Its Not Necessarily What You Learned In Law SchoolIn law school lawyers learned that civil pleadings in federal courts require only notifying the parties of the general issues in a case. In federal court the claims need only be asserted in general terms without alleging detailed facts in support of the claim. Federal courts apply what is commonly known as "notice" pleading. Because that's what lawyers learned in school many assume New Jersey is a notice pleading state. Not so. New Jersey Courts do not apply the same pleading standards as the federal courts.
Be Safe Plead The FactsNew Jersey is a "fact" pleading state.  The New Jersey Supreme Court has clarified that New Jersey is a fact pleading state. In Nostrame v. Santiago the appellate division unequivocally stated:
"New Jersey is a 'fact' rather than a 'notice' pleading jurisdiction,
which means that a plaintiff must allege facts to support his or her
claim rather than merely reciting the elements of a cause of action."
Nostrame v. Santiago, 420 N.J. Super. 427, 437 (App. Div. 2011). On appeal the New Jersey Supreme Court affirmed this legal principal in finding that the factual assertions were insufficient on the face of the complaint to state a claim for tortuous interference. See, Nostrame v. Santiago, 213 N.J. 109, 128 (2013).
The New Jersey Rules of Court State:
[A] pleading which sets forth a claim, counterclaim, cross-claim
or third party claim, shall contain a statement of the facts on which
the claim is based, showing the pleader is entitled to relief.

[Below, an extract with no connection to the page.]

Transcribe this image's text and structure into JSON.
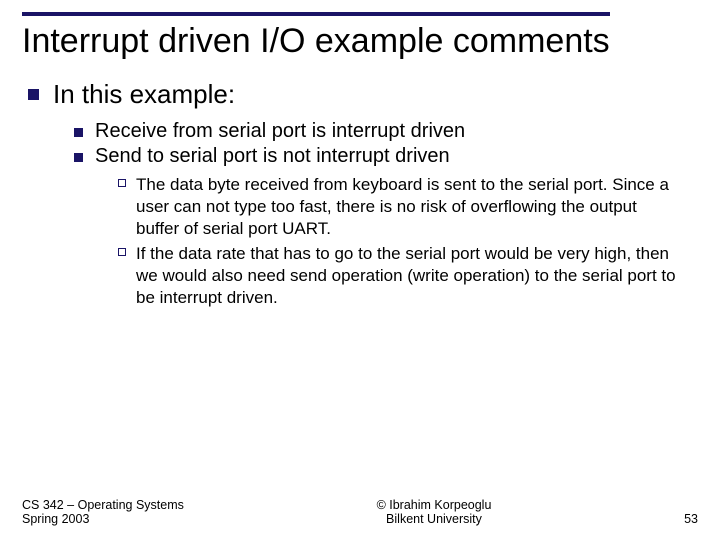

[emphasis added] R. 4:5-2. A complaint or counterclaim is not required to spell out the legal theory upon which it is based. Farese v. McGorry, 237 N.J. Super. 385, 390 (App. Div. 1989). Its necessary contents are only "a statement of the facts on which the claim is based, showing that the pleader is entitled to relief, and a demand for judgment for relief to which he deems himself entitled." Id. It has long been established that pleadings reciting mere conclusions without facts and reliance on subsequent discovery do not justify a lawsuit. Glass v. Suburban, 317 N.J. Super. 574, 582 (App. Div. 1998). A pleading must apprise the adverse party of the claims and issues to be raised at trial. Delbridge v. Office of Public Defender, 238 N.J. Super. 288, 312 (L. 1989). Pleadings are primarily fact based. Teilhaber v. Green, 320 N.J. Super. 453, 464 (App. Div. 1999). Pleading are required to apprise the adverse parties of the factual claims. The test for determining the adequacy of a pleading is limited to a review of the legal sufficiency of the facts on the face of the complaint. Print Mart v. Sharp Electronics, 116 N.J. 739, 746 (1989). Vague pleadings full of generalities may confuse and prejudice the adverse party who may understand the pleadings different from the pleader. Hewitt v. Hollahan, 56 N.J. Super. 372, 377 (App. Div. 1959). The court must search the complaint in depth and with liberality to determine if a cause of action can be gleamed even from an obscure statement of facts. Even though the standard is low, it is prudent to include sufficient facts in the complaint. In legal proceedings - if not in modern politics - the facts matter, and in New Jersey the facts matter from the get-go.